At the orders of an English police officer called Fletcher, an estimated 130 leaders of the local independence movement were hanged. Those who were not hanged were forced to climb trees, where they were bayoneted. Those who managed to avoid the tree punishments were taken to local jails, where they were suspended by their legs and made them starve. Those who avoided the leg suspension torture were forced to sit together on the floors of the jails and fed chapattis that gave them dysentery.
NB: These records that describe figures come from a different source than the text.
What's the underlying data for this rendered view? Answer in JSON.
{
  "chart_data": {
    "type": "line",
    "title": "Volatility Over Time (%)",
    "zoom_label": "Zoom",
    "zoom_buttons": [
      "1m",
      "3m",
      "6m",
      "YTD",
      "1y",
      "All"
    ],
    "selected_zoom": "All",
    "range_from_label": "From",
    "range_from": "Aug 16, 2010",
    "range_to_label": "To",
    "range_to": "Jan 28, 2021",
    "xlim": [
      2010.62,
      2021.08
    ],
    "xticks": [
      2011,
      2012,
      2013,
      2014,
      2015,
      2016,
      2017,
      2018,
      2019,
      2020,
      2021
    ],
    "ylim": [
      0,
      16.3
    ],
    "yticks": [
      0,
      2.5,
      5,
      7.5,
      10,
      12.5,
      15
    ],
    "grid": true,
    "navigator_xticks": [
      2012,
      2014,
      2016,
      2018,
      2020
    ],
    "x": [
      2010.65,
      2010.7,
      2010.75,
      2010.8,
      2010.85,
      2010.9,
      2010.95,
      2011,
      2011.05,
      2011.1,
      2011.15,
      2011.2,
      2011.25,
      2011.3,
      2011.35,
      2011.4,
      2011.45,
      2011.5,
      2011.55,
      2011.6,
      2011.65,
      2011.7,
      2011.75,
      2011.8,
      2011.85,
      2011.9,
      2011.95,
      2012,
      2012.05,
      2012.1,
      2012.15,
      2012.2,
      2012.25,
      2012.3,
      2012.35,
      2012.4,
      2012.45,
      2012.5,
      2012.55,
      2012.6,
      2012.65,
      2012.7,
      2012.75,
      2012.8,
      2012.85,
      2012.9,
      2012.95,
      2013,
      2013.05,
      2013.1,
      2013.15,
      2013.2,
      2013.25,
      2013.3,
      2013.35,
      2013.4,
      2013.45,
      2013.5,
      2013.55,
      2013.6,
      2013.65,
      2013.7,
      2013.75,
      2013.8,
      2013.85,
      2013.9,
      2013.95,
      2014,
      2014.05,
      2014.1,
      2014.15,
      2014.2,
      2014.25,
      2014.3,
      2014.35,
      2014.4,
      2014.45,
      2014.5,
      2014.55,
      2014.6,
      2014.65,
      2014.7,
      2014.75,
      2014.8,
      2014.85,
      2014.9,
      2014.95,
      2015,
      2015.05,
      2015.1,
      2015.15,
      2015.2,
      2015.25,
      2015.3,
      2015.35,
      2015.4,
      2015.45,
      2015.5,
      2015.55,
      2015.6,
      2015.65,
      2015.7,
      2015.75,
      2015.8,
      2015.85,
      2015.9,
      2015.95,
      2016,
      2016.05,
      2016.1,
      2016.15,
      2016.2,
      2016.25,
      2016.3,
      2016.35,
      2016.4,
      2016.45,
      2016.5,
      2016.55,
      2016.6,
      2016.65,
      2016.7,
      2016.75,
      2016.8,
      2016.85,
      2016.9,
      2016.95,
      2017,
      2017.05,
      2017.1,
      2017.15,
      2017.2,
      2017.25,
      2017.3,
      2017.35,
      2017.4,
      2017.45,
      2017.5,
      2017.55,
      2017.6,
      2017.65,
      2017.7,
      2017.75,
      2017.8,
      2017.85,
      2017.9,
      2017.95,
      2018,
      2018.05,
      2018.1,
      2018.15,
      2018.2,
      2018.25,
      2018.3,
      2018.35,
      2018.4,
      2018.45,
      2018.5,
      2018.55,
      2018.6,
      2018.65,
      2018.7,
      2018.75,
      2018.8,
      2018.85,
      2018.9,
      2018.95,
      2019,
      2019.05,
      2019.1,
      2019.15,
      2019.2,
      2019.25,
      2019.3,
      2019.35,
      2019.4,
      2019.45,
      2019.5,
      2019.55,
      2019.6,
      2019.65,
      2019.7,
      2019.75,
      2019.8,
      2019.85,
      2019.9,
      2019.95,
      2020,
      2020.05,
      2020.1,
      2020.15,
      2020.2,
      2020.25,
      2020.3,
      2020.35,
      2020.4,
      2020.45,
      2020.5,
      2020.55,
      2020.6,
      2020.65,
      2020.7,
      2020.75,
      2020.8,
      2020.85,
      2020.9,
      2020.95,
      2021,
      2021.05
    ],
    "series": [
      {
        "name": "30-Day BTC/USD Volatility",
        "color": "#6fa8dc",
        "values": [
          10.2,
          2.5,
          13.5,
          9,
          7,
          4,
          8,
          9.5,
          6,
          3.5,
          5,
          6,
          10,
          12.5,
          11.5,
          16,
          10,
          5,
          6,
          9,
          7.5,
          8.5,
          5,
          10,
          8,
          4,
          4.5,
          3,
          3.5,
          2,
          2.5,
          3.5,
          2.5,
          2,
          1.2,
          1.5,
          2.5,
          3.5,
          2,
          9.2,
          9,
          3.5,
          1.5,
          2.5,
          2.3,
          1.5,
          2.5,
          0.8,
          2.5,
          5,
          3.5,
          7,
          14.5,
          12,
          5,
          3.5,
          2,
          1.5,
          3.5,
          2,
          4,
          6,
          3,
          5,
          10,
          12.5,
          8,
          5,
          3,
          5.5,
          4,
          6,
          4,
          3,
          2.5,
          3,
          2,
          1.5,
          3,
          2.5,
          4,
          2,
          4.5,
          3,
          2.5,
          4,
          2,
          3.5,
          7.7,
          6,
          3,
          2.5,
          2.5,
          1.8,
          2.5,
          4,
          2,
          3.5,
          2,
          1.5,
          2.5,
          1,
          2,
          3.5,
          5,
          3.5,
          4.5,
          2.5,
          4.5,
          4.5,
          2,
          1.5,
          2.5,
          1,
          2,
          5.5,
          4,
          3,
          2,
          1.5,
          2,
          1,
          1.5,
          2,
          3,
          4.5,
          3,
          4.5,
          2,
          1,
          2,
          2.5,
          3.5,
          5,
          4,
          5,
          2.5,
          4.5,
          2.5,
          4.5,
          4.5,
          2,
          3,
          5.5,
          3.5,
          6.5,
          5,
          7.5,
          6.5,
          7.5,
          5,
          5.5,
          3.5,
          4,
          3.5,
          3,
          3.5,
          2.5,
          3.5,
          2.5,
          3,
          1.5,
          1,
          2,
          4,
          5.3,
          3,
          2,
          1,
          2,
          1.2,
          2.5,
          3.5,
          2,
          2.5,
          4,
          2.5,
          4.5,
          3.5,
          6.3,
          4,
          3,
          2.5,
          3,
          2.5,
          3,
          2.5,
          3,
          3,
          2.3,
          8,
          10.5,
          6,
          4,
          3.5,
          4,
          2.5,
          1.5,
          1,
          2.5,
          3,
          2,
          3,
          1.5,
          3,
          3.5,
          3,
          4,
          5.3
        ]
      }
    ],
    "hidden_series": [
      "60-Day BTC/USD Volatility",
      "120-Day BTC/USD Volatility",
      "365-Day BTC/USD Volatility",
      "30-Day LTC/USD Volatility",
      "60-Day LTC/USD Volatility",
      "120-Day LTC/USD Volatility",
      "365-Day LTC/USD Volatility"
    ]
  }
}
Ballia offers a small insight into the realities of colonial rule, during which ‘lesser breeds’ like Indians suffered unimaginable miseries at the hands of their white rulers. Some of those tortures resulting in death—whether it involved bayoneting or being forced to lie on blocks of ice for hours on end— were not all that different from what the Jews endured at the hands of their German tormentors before and during World War II. The difference is that the atrocities perpetrated in places like Auschwitz in Germany have been well documented and some of those responsible for what happened in the concentration camps have been brought to justice, if not by the Allied powers (Britain included) and post-Nazi Germany at the International Court of Justice in the Hague, then certainly by the modern state of Israel.